Further, the Attorney General says that the High Court Judge erred in law by failing to take into account the structures and functions of the national security organs, the country's history in regional and international peace and other support operations and of Kenya's need to operate in a community of nations thereby arriving at a wrong decision.

"The appellant (the Attorney General) prays that this court do order that the appeal be allowed in such part of the decision of the High court dated January 26, 2024," Bitta seeks.

The move by the AG to move to the Appellate court comes after Justice Mwita ruled that the decision to deploy the officers to Haiti did not meet the constitutional and statutory standards.

He said the National Security Council had no legal mandate to deploy police officers under the law, adding that it can only do so with the defence forces.

"It is my finding that the National Security Council does not have powers at all to deploy police outside Kenya. I therefore find the deployment of 1,000 police officers to Haiti in a U.N approved mission unconstitutional null and void, "Justice Mwita ruled.

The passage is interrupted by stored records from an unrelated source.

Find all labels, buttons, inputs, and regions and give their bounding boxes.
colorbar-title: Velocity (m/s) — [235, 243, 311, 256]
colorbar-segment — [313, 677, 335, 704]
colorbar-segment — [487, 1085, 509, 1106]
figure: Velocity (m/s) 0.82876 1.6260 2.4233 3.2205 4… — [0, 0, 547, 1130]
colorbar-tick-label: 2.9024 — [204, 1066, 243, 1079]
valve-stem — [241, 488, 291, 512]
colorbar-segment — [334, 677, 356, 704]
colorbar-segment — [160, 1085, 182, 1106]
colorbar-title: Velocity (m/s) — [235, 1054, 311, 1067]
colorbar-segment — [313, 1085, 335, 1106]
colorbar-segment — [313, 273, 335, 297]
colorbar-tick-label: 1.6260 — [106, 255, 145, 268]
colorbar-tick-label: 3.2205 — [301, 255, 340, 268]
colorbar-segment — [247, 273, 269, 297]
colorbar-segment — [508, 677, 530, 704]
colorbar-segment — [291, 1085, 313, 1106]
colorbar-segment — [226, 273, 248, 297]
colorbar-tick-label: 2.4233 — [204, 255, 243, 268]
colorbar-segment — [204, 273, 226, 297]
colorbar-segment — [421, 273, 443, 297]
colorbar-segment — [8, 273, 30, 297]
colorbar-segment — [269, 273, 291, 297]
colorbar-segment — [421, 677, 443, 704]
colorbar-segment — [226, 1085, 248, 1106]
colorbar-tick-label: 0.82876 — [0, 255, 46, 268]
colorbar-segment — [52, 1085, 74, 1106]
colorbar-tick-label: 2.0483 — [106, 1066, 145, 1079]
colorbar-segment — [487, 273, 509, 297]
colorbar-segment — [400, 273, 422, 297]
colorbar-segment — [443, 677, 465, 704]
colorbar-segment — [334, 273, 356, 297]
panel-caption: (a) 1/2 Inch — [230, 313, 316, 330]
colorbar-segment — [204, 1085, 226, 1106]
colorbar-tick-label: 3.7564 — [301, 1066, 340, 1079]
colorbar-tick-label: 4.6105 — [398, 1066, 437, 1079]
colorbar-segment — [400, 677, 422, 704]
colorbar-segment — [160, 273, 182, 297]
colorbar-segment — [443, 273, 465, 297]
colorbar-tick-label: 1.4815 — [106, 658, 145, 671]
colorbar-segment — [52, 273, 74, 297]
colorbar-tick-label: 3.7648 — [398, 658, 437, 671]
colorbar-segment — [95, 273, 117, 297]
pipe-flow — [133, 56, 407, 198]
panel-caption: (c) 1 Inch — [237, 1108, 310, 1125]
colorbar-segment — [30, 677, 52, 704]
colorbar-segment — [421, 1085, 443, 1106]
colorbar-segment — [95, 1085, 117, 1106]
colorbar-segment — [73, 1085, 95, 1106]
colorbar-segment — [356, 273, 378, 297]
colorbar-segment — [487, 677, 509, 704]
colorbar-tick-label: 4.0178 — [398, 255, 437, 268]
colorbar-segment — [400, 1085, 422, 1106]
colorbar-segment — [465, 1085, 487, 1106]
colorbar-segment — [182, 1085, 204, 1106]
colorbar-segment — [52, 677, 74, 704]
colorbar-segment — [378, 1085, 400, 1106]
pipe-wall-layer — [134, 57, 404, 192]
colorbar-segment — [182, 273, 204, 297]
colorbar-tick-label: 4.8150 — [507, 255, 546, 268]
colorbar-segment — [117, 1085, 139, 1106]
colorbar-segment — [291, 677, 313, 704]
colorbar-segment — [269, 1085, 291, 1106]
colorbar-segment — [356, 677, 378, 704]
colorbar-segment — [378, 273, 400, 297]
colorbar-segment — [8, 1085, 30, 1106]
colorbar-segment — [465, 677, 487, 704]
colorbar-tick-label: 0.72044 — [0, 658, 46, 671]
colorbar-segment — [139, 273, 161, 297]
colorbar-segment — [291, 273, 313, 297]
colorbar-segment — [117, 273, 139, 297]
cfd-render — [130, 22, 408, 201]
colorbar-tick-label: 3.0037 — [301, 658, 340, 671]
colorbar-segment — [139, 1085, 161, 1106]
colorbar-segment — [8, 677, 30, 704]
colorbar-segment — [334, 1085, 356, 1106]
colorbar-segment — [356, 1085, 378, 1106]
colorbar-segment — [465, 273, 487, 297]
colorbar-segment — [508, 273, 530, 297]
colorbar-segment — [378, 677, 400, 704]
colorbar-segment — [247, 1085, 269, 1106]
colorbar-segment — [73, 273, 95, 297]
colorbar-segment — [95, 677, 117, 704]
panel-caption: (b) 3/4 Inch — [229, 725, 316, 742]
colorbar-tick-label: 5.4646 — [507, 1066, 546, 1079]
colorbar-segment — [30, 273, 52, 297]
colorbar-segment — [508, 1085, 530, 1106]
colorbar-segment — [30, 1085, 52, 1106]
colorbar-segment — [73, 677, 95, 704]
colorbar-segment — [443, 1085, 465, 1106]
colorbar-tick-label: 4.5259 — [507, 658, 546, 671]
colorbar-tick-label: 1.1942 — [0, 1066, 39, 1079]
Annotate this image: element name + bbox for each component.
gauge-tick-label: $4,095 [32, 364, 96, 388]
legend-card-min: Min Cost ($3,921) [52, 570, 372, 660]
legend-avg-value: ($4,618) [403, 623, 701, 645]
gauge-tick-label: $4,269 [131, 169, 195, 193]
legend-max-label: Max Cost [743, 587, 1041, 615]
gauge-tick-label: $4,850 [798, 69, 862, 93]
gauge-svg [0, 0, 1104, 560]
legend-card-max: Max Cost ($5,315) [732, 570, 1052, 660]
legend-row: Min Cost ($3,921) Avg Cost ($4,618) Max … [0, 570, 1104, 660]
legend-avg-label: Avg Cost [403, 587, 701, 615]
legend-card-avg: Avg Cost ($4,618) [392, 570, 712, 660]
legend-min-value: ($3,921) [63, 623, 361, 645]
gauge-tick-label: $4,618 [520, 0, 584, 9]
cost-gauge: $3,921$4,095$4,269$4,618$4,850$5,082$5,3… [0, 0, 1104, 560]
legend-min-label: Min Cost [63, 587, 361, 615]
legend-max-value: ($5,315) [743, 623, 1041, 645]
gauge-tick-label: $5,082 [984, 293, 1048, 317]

In his ruling, the judge said that the manner used by President Ruto, Interior Cabinet Secretary Kindiki, National Assembly and Attorney General Justin Muturi and Inspector General of Police Japheth Koome in deployment was against the country's law and the constitution.

While declaring the deployment illegal, Justice Mwita further concurred with the petitioners - Third Way Alliance leader Ekuru Aukot and its chairperson Miruru Waweru - that the government did not conduct proper public participation.

He added that any other action taken by any other state organ in furtherance of the deployment decision would also be invalid, null and void.

Aukot and Waweru had argued that the deployment of police officers is not envisaged in the Constitution.

Through Advocate Charles Midenga, the applicants argue that the law provides for the deployment of only military personnel, and even in such a case the public must be consulted.

Last year Haiti's government pleaded for international help to confront violence that has cost thousands of lives, as armed gangs take over entire swathes of the country, leaving the economy and public health system in tatters.

Kenya had previously said that it was ready to provide up to 1,000 personnel, an offer welcomed by the United States and other nations that had ruled out putting their own forces on the ground.